How can you avoid reading this prose when the headline is so gripping? Slow trading! Sideways grind! Lack of obvious near-term inspiration! If we’re on the edge of our seats, it’s only because we’re working on our posture. Of course the market can legitimately surprise us at any time, but the baseline for the first half of the week is ongoing consolidation (i.e. a mostly sideways “leveling-off”) of 2021’s initial rate spike.
The consolidative vibes were in doubt as of last Thursday morning, when it looked like bonds might try to take a stronger tone. Since Thursday afternoon, however, yields have moved back into the previous range in fairly linear fashion. 1.58+ and 1.62+ are the 2 main resistance/floor levels for the range.
There’s still a shot at glory though!

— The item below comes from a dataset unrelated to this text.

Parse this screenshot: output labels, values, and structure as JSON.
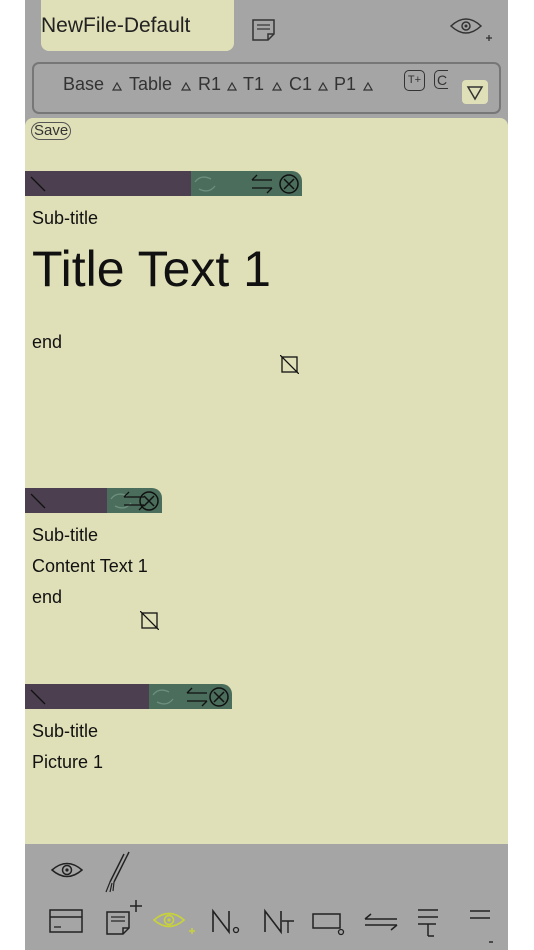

Reason being: the more aggressive downwardly sloped correction (white lines below) is still technically intact. While I think it’s more likely that yields either drift up and out of this pattern, there’s always a chance bonds find some unforeseen motivation to remain bullish (but truly, it would be unforeseen).
There are no major scheduled events on tap today. Corporate earnings continue ramping up, but earnings season won’t be in full swing until next week. Even then, the correlation between stocks and bonds has been erratic recently.
We continue waiting on the 2nd half of the week for more guidance, with a 20yr Treasury auction tomorrow and the ECB announcement on Thursday morning.